There are times when light appears to be made of particles. Newton noticed that light travelled in straight lines, as if constituted from discrete particles - he called these particles "corpuscles". The famous photoelectric effect is a natural phenomenon in which light apparently knocks electrons off their orbits to create electricity - again, an indication that it is made of particles. The photoelectric effect was explained by Einstein in 1921, 
years after Newton, in a Nobel prize winning effort that proposed that light travels in quanta called photons - essentially, particles. There is more support for the particle nature of light - light travels fastest in space, where there is no intervening matter. As soon as it enters the atmosphere of the Earth, it slows down a little. When it enters water it slows down even further. 
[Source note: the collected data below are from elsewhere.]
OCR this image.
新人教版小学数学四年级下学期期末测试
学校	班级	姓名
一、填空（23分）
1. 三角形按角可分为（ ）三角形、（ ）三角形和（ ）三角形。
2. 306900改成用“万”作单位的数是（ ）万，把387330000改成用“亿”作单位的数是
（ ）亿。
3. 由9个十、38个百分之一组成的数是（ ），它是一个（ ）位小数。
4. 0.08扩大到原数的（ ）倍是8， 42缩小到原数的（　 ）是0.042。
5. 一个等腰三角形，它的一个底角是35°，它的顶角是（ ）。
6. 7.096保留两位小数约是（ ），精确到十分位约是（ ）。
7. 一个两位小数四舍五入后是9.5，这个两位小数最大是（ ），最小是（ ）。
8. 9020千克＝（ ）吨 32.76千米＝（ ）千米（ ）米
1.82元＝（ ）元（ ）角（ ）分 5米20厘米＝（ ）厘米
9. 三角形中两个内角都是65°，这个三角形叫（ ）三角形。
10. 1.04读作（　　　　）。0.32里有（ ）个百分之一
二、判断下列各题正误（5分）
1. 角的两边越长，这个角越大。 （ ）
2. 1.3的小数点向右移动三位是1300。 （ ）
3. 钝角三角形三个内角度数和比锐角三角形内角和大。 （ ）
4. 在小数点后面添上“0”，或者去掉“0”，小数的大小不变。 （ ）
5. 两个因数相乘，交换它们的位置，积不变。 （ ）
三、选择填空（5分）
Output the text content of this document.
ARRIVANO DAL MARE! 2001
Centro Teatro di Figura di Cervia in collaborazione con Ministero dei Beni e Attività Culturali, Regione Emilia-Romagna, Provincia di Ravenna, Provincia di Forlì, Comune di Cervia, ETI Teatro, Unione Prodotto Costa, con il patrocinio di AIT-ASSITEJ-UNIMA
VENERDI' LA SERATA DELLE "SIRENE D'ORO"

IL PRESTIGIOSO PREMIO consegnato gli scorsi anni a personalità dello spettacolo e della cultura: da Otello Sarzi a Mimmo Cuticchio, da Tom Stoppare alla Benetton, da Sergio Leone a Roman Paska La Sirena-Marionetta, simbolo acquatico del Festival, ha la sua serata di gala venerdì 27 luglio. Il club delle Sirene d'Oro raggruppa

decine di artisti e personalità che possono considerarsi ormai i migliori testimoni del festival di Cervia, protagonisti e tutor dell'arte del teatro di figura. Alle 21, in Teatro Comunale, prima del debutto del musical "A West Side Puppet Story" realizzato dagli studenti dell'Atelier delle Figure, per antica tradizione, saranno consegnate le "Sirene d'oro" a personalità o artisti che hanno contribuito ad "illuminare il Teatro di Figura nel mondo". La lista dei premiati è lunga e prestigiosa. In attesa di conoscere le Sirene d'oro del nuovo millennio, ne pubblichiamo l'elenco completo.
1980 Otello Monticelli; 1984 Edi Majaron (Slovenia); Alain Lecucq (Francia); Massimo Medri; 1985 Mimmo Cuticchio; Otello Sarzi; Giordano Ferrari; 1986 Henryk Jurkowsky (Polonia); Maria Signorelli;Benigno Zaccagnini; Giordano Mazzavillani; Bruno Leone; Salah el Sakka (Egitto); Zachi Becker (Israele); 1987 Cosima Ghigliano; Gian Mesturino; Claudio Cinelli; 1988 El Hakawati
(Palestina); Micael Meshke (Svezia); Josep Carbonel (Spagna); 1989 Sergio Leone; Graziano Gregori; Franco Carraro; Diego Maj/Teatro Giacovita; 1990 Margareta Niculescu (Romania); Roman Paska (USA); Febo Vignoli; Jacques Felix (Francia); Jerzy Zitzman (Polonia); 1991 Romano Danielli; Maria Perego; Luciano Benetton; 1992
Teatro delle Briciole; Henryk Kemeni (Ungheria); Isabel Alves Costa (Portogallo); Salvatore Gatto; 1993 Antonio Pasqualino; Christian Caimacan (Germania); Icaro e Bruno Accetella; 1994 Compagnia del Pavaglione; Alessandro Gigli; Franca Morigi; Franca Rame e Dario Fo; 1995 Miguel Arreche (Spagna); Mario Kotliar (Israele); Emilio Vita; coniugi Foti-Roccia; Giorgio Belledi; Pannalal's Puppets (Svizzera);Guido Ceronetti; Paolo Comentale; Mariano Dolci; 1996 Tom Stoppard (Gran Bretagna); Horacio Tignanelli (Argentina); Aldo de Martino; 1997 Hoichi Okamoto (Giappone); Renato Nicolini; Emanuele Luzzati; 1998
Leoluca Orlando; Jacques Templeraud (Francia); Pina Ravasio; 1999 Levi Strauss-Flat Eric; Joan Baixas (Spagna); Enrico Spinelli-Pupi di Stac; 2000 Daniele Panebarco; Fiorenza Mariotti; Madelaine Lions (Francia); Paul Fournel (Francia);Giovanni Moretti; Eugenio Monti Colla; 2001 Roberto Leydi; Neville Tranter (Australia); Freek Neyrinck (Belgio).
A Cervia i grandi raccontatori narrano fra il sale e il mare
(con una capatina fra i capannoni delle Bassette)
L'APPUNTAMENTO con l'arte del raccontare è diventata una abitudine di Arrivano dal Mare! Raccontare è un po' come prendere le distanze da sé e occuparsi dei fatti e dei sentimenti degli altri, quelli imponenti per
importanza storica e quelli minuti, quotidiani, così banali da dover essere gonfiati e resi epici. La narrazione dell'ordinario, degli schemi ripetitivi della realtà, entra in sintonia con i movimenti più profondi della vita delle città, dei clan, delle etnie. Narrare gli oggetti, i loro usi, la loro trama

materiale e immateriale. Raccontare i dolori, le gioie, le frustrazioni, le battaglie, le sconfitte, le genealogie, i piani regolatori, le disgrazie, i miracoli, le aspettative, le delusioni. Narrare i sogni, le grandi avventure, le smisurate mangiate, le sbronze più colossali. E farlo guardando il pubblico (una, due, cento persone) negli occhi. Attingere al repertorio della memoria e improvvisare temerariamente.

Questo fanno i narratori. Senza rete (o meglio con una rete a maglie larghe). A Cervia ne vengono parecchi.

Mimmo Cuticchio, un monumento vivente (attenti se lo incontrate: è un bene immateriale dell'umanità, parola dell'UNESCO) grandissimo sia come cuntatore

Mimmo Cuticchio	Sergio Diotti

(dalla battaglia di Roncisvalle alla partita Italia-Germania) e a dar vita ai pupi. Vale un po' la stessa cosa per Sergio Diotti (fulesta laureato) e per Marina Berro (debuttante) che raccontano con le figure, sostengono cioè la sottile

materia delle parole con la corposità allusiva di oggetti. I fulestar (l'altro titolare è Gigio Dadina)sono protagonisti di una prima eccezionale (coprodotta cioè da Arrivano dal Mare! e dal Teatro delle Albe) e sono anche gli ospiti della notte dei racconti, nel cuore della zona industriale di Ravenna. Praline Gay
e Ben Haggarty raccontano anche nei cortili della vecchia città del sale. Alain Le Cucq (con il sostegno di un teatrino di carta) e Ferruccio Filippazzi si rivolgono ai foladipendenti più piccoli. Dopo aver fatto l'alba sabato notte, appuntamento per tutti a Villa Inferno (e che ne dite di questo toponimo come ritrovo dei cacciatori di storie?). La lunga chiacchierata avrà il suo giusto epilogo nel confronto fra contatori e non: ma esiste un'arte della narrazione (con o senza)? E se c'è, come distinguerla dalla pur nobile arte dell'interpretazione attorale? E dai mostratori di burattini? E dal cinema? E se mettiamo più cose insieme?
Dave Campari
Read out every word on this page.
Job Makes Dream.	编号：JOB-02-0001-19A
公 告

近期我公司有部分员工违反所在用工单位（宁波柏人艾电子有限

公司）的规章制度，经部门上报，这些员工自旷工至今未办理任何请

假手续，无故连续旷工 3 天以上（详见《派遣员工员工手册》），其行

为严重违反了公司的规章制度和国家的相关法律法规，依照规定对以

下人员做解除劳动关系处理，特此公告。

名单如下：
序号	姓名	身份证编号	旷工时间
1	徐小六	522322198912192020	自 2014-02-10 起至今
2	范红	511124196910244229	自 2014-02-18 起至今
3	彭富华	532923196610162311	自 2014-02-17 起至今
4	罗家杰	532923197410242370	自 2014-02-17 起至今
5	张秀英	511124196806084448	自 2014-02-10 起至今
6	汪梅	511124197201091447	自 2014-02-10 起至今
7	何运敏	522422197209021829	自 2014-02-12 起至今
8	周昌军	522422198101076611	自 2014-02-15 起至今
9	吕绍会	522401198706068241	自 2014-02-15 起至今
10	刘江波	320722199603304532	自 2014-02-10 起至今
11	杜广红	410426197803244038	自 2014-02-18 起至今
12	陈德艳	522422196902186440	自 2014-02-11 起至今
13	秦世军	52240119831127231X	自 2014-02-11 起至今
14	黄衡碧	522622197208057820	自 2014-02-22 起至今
But although light slows down when it enters a medium of higher density,
it does that only once, at the point of entry. It does not continue to slow down, as you would expect something made of particles that encounter more particles, to do. Paradox number 1. 

When light goes from water back to the air, or from air back into space - it instantly goes back to its original speed, then retains that speed forever until it enters a different medium. This sort of behaviour is a strike both for
and against the particle theory. Paradox number 2. 

Thomas Young discovered that passing light through microsopic slits produced interference patterns, much like waves in a pond. This meant that light also behaved like a wave. The "dual nature of light" is that light is a wave and a particle - 
not by turns, but simultaneously! Paradox number 3. 

If that was not bad enough, it was shown that even a single particle of light passing through a double slit can
"interfere with itself" and produce an interference pattern. That is, even though it is only one particle it can pretend to be a wave when confronted with a double slit, and produce interference. Paradox number 4.

There is currently a lot of fanfare about the Higgs Boson, aka the "God Particle". This discovery does not
yet involve any talk about light, since photons are massless and the Higgs Boson confers mass - but I would not hold my breath.  Given the history light has had with human beings, I will just say - "watch this space", to see how that story develops. We'll keep you posted.